The determination of the luminous flux L thus takes place according to the invention separately, without fixed filter characteristics in parallel, according to the radiometric radiation power P and the course of the optical radiation spectrum w of a radiator 11 by means of

Measuring devices of the simplest kind on a Dreiport Ulbrichtkugel 12, namely by means of a power-calibrated photodiode 13 and a binary spectrometer 14. The switched connection Pw is attenuated from a variable brightness table 17 frequency-dependent.
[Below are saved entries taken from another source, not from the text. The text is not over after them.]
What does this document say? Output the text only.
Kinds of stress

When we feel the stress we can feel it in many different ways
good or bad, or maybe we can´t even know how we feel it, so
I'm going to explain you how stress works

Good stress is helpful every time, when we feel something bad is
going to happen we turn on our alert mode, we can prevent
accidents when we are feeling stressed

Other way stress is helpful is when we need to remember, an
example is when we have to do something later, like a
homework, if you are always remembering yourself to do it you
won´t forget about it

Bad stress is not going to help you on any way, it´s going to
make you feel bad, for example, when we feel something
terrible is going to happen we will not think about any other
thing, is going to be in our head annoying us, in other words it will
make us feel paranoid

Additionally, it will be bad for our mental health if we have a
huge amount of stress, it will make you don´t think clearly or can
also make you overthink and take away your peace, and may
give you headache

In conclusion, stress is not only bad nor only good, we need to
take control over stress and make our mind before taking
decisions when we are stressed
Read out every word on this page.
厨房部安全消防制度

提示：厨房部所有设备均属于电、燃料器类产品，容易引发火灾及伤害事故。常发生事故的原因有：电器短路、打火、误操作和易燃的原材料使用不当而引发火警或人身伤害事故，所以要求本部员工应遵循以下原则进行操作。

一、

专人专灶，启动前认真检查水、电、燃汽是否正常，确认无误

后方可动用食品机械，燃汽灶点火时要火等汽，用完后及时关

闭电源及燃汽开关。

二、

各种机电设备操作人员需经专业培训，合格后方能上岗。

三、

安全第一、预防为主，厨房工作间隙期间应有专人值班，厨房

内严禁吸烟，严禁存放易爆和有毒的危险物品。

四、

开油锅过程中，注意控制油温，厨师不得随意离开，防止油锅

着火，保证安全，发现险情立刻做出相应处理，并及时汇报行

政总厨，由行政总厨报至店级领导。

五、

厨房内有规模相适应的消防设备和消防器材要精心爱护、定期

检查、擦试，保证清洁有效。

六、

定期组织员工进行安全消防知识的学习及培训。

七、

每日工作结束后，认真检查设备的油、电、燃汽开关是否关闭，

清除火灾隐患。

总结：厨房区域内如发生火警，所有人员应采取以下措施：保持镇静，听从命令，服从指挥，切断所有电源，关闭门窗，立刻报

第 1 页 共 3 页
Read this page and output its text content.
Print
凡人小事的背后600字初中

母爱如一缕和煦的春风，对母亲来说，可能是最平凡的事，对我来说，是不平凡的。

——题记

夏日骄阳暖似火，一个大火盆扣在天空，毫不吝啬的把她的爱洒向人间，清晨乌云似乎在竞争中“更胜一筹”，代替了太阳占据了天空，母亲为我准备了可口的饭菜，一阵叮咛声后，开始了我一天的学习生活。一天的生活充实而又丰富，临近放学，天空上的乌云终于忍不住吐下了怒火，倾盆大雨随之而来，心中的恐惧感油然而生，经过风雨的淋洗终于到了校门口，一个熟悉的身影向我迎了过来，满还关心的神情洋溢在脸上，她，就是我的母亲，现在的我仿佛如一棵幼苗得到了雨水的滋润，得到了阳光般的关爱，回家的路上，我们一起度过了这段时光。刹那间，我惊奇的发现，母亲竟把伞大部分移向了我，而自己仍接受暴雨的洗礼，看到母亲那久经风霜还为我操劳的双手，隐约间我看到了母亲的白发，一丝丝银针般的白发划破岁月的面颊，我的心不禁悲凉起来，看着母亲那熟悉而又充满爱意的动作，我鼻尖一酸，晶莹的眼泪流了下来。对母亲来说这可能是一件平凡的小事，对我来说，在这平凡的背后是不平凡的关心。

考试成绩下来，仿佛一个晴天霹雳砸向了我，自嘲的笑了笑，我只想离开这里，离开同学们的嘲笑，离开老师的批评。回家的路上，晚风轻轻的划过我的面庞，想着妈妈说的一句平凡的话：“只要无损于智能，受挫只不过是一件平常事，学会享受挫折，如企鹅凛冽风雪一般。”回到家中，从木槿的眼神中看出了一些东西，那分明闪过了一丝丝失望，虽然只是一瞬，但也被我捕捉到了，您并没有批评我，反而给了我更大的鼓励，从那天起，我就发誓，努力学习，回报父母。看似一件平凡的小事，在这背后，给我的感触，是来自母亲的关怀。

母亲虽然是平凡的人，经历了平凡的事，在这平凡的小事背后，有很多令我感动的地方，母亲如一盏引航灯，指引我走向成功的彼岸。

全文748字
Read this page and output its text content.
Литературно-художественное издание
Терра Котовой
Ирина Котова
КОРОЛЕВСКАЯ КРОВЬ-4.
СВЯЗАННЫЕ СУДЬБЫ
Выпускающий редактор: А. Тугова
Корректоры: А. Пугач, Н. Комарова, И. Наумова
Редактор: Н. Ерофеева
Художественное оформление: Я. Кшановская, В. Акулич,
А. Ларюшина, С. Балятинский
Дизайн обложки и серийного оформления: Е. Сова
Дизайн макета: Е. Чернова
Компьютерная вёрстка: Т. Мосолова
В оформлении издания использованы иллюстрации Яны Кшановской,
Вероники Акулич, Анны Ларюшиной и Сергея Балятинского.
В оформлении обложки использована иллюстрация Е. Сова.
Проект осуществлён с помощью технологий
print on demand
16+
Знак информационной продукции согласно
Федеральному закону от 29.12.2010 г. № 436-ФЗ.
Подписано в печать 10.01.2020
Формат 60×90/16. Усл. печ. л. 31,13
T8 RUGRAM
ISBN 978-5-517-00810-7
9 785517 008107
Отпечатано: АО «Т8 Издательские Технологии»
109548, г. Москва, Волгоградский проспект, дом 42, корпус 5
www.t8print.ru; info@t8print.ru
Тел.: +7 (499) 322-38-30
This provides, in particular for the relatively monochromatically emitting LEDs 11, in a cost-effective manner highly reproducible exact

Luminous flux results L (11).

Claims

1. A method for determining the luminous flux (L) of optical radiators (11) such as in particular light-emitting diodes (LEDs) by brightness-evaluated spectral analysis, characterized in that the total radiant power (P) of the radiator (11) measured unweighted and with the unweighted relative spectrum course ( w) multiplicatively linked and attenuated from a spectral brightness table (17). 2. Method according to the preceding claim, characterized in that the table (17) in accordance with the spectral conditions of Radiator (11) is modified. 3. The method according to any one of the preceding claims, characterized in that the metrological detection of the radiated from the radiator (11) power (P) and the recording of the spectrum (w) this Radiation takes place behind a diffuser. 4. Method according to the preceding claim, characterized in that a three-port integrating sphere (12) is used as the diffuser. 5. The method according to any one of the preceding claims, characterized in that the spectrum (w) is detected in binary (1-0). 6. The method according to the preceding claim, characterized in that the power (P) from the spectrum (w) is blanked. 7. The method according to one of the preceding claim, characterized in that the measured value for the power (Pw) of an existing spectral component (1w) from the table (17) is frequency-dependent attenuated. 8. Method according to the preceding claim, characterized in that the sequence of the damped power measured values (PD) is summed up and output as the measured value of the luminous flux (L).